The girls and I nearly witnessing a fistfight at Michael’s, while someone at Target is carried out on a stretcher to a waiting ambulance. The chaos of Black Friday.
Of course, there were other years that presented their own complications: Breaking down along Interstate 81 in Virginia, sleeping all night in the back of the car, hitch-hiking a ride from an old man in a station wagon to the nearest town to buy parts at AutoZone, then back on the road, arriving at the house just an hour or two late for the scheduled dinner.
Bustling in with luggage while the turkey is kept warm and untouched, our loved ones all waiting with hungry anticipation and warm hugs. They can’t eat without us. And thank the Good Lord they don’t because we’d miss Dad at the dining room table stuffing a noodle up his nose and plucking it back out with the end prong of a fork to get a few laughs. All the while, Mom sits beside Dad, unfazed, holding her favorite fork with the wooden handle, swirling a piece of stuffing through puddles of gravy on her plate.
In the kitchen, two unsupervised kids are tearing away at the turkey carcass, trying to dig out the wishbone since they can’t get their hands on a magic genie’s lamp. Later, we’ll play Rook until midnight and snack on leftover meat, trying not to get the cards greasy.
Would I trade a lifetime of these Thanksgiving memories for a million dollars? Would I wipe my mind’s slate clean for exorbitant wealth and riches?
Not on your life. Some things can’t be bought.
I’ll cherish and be grateful for every moment that each Thanksgiving holds — the good, the bad and the ugly.
In my opinion, the planning, packing, traffic jams and driving will all be worth the hassle when I take that first step into the familiar comforts of home, where Dad sits waiting and watching for us from his recliner and asks “How was the drive?” and Mom takes me by the hand, pulling me to a refrigerator packed with pies, apple dumplings, fudge and more.

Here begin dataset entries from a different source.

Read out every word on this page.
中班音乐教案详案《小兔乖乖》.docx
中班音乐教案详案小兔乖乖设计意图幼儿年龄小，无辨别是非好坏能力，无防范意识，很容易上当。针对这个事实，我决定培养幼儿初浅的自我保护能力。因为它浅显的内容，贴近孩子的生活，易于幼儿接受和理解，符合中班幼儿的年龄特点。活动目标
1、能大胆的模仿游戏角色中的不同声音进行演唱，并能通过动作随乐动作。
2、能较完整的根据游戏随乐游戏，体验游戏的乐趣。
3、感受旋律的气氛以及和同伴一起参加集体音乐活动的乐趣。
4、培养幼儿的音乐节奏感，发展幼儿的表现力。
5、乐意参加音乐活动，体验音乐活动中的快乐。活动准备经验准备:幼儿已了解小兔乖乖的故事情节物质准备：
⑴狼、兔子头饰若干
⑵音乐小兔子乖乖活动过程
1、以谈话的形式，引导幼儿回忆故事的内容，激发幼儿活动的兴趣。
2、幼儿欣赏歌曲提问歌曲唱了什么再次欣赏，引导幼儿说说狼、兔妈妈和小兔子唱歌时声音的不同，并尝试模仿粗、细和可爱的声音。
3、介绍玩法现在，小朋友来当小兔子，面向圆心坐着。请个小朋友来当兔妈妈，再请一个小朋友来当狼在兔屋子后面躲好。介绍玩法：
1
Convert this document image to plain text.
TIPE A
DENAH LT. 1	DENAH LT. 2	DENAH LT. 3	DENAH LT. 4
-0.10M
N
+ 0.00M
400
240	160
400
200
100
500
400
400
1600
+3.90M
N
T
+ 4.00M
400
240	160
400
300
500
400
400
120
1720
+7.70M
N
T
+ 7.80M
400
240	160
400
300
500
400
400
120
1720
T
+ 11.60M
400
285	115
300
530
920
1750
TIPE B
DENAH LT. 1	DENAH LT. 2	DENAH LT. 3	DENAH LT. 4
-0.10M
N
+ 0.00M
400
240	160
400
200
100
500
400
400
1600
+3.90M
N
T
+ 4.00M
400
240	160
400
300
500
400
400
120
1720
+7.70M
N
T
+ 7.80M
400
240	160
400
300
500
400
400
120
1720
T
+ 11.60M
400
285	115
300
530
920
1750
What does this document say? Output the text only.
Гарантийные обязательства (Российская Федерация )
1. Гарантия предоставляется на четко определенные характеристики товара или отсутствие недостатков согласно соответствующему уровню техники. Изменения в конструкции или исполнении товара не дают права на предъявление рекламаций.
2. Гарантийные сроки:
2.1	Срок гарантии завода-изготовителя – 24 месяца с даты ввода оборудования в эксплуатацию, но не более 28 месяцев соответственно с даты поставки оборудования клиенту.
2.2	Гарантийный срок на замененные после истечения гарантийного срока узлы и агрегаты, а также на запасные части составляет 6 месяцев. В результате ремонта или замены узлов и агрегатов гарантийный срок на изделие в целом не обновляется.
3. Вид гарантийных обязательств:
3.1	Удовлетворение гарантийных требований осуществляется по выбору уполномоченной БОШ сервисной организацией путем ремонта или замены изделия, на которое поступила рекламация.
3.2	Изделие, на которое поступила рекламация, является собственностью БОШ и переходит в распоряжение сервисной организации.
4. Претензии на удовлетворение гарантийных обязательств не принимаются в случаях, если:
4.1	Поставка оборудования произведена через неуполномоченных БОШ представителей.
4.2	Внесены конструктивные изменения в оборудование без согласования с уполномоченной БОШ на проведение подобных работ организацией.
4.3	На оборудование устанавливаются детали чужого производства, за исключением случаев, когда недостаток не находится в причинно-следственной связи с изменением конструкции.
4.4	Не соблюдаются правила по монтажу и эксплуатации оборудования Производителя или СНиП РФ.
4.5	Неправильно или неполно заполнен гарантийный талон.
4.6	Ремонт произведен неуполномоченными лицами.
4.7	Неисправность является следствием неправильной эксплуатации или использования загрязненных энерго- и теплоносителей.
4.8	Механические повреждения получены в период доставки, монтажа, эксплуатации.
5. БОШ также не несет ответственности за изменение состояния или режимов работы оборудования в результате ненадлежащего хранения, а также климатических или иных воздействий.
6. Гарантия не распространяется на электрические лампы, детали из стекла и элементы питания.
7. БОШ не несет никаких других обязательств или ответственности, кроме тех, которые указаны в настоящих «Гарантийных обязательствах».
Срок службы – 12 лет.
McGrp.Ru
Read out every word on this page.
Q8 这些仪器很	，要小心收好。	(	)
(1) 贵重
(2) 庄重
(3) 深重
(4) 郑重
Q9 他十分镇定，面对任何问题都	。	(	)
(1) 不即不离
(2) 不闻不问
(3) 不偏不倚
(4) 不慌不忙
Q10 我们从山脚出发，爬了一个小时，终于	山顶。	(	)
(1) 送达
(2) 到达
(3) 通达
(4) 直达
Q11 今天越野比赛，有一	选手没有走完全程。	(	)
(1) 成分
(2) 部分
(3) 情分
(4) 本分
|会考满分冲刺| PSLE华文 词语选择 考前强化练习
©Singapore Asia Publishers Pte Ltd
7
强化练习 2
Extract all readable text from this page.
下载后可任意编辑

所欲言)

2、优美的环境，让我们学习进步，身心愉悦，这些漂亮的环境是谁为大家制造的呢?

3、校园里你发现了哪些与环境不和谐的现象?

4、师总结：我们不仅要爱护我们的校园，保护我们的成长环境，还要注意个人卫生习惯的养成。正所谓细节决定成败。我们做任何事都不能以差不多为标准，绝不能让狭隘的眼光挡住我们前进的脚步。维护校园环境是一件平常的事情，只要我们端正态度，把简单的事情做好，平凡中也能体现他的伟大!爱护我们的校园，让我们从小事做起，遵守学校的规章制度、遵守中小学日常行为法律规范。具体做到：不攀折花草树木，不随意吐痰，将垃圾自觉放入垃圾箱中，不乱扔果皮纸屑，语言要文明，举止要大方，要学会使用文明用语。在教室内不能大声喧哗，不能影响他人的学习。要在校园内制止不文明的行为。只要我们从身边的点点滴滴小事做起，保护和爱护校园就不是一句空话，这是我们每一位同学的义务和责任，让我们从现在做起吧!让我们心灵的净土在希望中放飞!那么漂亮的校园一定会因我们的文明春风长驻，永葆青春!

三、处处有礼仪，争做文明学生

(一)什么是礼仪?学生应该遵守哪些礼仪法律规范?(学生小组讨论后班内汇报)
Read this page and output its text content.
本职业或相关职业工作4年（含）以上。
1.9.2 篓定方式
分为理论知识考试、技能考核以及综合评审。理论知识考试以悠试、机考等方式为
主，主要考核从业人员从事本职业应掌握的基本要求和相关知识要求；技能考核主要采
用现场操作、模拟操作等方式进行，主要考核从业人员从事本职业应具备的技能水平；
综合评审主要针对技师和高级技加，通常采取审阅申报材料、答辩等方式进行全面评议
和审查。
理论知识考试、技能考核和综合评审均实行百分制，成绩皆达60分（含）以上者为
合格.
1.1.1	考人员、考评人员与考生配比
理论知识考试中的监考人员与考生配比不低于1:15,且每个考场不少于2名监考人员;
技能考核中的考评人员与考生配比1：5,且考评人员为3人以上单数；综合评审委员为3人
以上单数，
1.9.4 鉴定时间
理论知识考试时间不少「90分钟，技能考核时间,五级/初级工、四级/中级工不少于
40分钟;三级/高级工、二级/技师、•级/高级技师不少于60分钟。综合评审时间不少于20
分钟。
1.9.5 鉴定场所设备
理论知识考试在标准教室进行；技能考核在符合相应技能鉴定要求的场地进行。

I’ll look around, take in the pictures hanging on the living room walls that span my lifetime and theirs, as a warm surge of tenderness swells in my chest, my heart so full, it just might burst.
“I missed you,” I’ll say.
Our hugs will convey other things that never need to be spoken, like the doubtless reassurance that I’ll keep returning home to Bulls Creek every Thanksgiving for a little slice of heaven on earth, always hungry for more.
Tracy Cranford grew up in Claysburg and now lives in Thomasville, N.C. She is the daughter of Butch and Sharon Weyandt.